Это время, когда все вдруг срочно поделились на физиков и лириков, на философов и деятелей. Грубая реальность ядерного оружия была еще свежа и потрясла человечество. Все знали, что человек смертен, но только циник Воланд спокойно напоминал, что человек внезапно смертен. С появлением сверхоружия двадцатого века это ощущение обострилось у многих. В стране, где мы тогда жили, большинство никогда не говорило о Боге, и уповало на рациональное познание мира, на то, что вот сейчас эти умные и высоколобые все поймут, все разъяснят, и мир опять перестанет быть таким угрожающим и страшным. Спор между физиками и лириками, вечный спор смысла и бытия, стремления все познать и переживания того, что далеко не все предназначено для понимания.
Мы тогда и не подозревали, да и кто позволил бы нам в нашей бывшей стране знать, что большинство величайших физиков мира, интеллектуальная элита человечества, дойдя до каких-то неведомых границ, за которыми кончалась всякая надежда на возможности рационального, останавливалась и, смиряя гордыню, обращалась к Богу. К неведомому, непознаваемому, но существующему.
Яков был физик. Он все время возился со своими приборами, что-то паял, привинчивал и вообще, как мне тогда показалось, просто колдовал. Я потыкалась в разные углы, как всегда не находя себе места, и пристроилась на куче каких-то проводов.
«Что я тут делаю? То, что и всегда - жду Люську. Да не надо ее ждать, вот, наконец, появился тот, ради кого она сюда пришла». Мне сразу стало понятно, чем я обязана такой нежданной милостью. Накануне она поссорилась со своим молодым человеком и взяла меня с собой на всякий случай. Но они практически сразу помирились и, когда парочка собралась уходить, Люська, как всегда с царственной небрежностью, бросила через плечо: «Ты бы шла, а то на троллейбус опоздаешь, да и сеанс у Якова скоро, он все равно сейчас всех выгонит». Тяжеленная железная дверь захлопнулась за ними с грохотом, и я стала нелепо суетится, ища способ уйти без такого демонстративного шума. И когда я уже почти добралась до двери, хозяин рубки оторвался, наконец, от своих бесконечных важных дел:
- Эй, ты извини, я даже не расслышал как тебя зовут. Но я слышал, что Люська хвасталась твоим английским, как будто это она тебя научила. Ты что, действительно, знаешь язык? - я оторопело кивнула. - И говорить можешь? - я что-то утвердительно проблеяла в ответ. - Ну, так оставайся, поможешь, а то я со своим бразильцем никак не договорюсь.

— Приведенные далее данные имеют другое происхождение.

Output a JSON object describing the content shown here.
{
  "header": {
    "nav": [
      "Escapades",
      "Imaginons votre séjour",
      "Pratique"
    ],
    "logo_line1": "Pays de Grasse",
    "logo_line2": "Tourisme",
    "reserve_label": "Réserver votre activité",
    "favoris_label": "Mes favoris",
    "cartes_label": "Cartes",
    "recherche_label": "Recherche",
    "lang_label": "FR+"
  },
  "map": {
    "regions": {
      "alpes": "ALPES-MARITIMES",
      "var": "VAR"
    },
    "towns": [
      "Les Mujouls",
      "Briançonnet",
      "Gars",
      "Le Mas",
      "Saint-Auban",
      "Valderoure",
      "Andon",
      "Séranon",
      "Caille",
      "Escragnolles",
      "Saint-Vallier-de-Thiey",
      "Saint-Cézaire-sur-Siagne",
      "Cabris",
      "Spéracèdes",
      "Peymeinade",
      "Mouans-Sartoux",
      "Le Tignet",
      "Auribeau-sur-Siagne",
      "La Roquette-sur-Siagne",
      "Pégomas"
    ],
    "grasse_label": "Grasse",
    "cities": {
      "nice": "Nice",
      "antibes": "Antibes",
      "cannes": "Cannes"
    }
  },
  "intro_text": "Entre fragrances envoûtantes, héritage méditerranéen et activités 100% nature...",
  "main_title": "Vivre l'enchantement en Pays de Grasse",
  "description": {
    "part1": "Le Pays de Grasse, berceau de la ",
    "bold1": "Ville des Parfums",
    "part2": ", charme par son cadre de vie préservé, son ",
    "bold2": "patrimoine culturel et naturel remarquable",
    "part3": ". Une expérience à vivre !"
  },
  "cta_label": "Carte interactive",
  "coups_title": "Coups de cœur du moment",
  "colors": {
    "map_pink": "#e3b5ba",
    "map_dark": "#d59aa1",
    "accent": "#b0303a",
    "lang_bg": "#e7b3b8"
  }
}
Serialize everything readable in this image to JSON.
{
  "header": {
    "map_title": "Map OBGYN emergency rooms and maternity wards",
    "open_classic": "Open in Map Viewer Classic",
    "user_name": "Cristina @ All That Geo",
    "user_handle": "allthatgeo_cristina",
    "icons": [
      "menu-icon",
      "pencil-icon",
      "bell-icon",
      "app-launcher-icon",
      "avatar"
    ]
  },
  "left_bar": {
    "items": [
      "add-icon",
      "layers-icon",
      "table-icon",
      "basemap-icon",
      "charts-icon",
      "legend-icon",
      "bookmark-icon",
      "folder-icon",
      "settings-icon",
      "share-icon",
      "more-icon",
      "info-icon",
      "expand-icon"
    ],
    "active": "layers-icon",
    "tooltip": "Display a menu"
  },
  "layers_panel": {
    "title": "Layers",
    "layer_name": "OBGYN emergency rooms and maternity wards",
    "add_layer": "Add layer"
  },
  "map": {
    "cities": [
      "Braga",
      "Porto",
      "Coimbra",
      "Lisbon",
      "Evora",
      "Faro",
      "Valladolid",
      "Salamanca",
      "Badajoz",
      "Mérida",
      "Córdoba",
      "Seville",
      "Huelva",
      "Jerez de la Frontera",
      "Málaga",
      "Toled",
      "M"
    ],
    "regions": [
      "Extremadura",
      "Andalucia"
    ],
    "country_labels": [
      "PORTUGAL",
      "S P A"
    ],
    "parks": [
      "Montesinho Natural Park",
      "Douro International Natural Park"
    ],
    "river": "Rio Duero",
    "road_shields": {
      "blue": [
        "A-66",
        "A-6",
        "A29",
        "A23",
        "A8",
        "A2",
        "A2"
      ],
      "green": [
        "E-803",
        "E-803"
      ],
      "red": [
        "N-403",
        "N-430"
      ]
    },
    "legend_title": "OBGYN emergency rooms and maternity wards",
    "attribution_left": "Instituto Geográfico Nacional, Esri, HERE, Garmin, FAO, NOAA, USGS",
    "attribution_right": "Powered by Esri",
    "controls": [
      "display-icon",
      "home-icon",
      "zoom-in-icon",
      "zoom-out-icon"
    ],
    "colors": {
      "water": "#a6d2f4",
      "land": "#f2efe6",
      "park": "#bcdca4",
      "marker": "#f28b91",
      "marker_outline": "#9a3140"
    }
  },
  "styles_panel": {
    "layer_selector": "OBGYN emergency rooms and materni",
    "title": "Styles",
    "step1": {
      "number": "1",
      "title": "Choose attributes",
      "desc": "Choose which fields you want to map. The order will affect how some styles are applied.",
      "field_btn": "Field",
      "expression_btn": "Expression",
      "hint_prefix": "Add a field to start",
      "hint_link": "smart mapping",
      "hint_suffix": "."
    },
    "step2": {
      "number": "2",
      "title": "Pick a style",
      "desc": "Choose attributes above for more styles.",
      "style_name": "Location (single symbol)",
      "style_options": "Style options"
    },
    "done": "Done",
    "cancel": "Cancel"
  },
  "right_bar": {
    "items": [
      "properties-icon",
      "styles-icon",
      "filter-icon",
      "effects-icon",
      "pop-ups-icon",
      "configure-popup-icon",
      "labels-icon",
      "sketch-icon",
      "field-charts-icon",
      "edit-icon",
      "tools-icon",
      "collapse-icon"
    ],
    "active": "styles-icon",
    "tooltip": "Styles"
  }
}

И я осталась. Если вы думаете, что я сейчас начну рассказывать, что я понимала, какое счастье мне привалило, что я не спала по ночам, мечтая о том, как приду в «башню» следующий раз, как я надеялась, что наступит день и случится «настоящее» свидание, то вы ошибаетесь. Если бы я тогда, хоть что-то знала о духовной практике буддизма или хотя бы о его философии, то я бы сказала, что это был период моей жизни, когда я в совершенстве постигла пребывание в «здесь и сейчас». Я переживала то состояние полноты пребывания, которое так заманчиво описано всеми величайшими духовными учителями и так блистательно опошлено толпами профанов.
Впервые после того, как меня вынули из петли, впервые в почти уже взрослой жизни ко мне вернулось острое чувство собственного бытия. Я чувствовала себя живой и существующей. Существующей по факту, независимо ни от кого и ни от чего, и не потому, что мое отражение можно увидеть в зеркале или витрине, и я числюсь в списках своего факультета. Это было так важно, так сильно, что не оставляло места для мыслей о будущем, планах на дальнейшую жизнь и вообще для всех тех мыслей и волнений, которые должны бы возникнуть в голове у молодой девушки в период первой любви. Как можно было думать о том, что будет, когда в каждую минуту все уже было. Господи! Как я, оказывается, хотела быть!
«Знающий не говорит, говорящий не знает». Почему они все так много говорили?
Я приходила почти каждый вечер, когда в «башне» никого уже не было. Мы разговаривали с бразильцем, который бесконечно рассказывал про свой дом на берегу моря, и мы надеялись, что не врал; с испанцем, который говорил, что он художник; со студентом из Германии и еще с какими-то людьми, о которых я уже теперь ничего не помню.
В институте, в курилке, стали поговаривать, что университетское начальство озверело, и что Яков вынужден почти никого не пускать, потому что они грозятся иначе закрыть радиостанцию. Этот слух Яков усиленно поддерживал, чтобы быть свободнее, но не поссориться ни с кем. Я прятала свои посещения «башни» от всех, и особенно от Люськи, как разведчик прячет ключ от шифра. Мне было легко, ясно и спокойно.